Daha ilk anda, kayıp haberini ilk duyduğumuzda anladık değil mi çoktan öldüğünü, daha o foseptik ağızlı yaratığı ilk gördüğümüz anda biliyorduk bi haltlar karıştırdığını. Konuşamamasından, gevelemesinden, o iğrenç suratından, iki lafından birinin "ben bilmiyom" oluşundan, sürekli açlığından bahsedip Irmak'ın kaybolduğu gün sucuk yediğini anlatmasından anlamıştık işte. Polis köpeğinin bahçedeki sandalyeyi devirerek sağa sola dalması sizin de burnunuzun direğini sızlatmadı mı? Resmi olarak itiraf etmesinden bir gün önce  sözüm ona başkası yapmıştır, şöyle böyle olmuştur şeklinde zırvalarken aslında cinayeti nasıl işlediğini anlatışını siz de şaşkınlıkla izlemediniz mi? Eşime "yahu adam resmen cinayeti anlatıyor, daha neyi bekliyorlar" dediğimi hatırlıyorum...

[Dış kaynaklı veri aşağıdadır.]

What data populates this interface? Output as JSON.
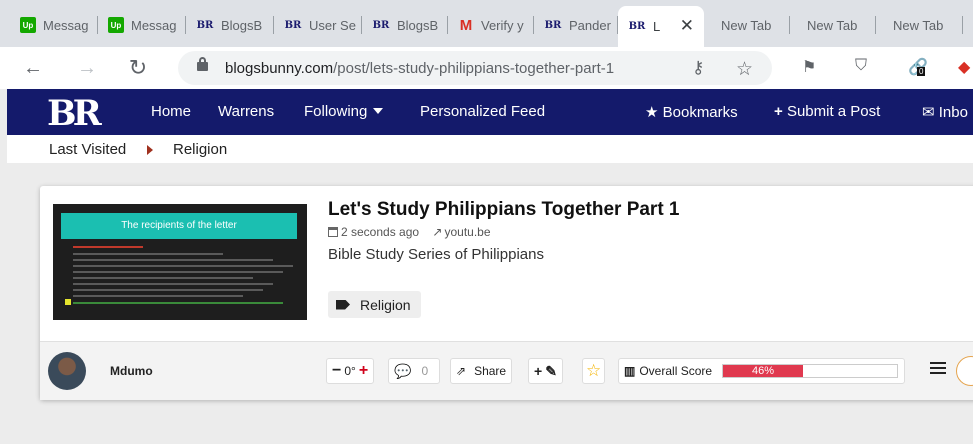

O küçük bedene yapılanların hiçbirini aklım almıyor, mantığım kabul etmiyor. Buna rağmen itiraftan sonra polisler götürürken hala, hala ve hala o bebeği bir kum tanesi kadar önemsemediğini, bu yaratığın bu dünyada bulunma amacının ne kadar yüzeysel olduğunu, insanlık namına hiç bir derinlik taşımadığını, aldığı her nefesin boşa olduğunu, bir çocuk ölmüş ölmemiş, çöp gibi ordan oraya savrulmuş umrunda bile olmadığını görmek çok feciydi. Hala beni döverler endişesi taşıması, çocukken babasından yediği dayaklardan bahsetmesi, koğuş yerine hücreye koysunlar demesi, yıllardır kadınlarla birlikte olmadım, benim paramı alıp beni kandırdılar şeklinde ucuz savunma yapıp sadece ve sadece kendi kıçını kurtarmaya çalışması falan filan... Bedensel ihtiyaçlarını gidermek dışında hayatta hiç bir gayesi olmayan sefil yaratık...Yazık sana be, koğuşta sana dayak atarlar da canın yanar diye mi korkuyorsun, tek derdin bu mu cidden?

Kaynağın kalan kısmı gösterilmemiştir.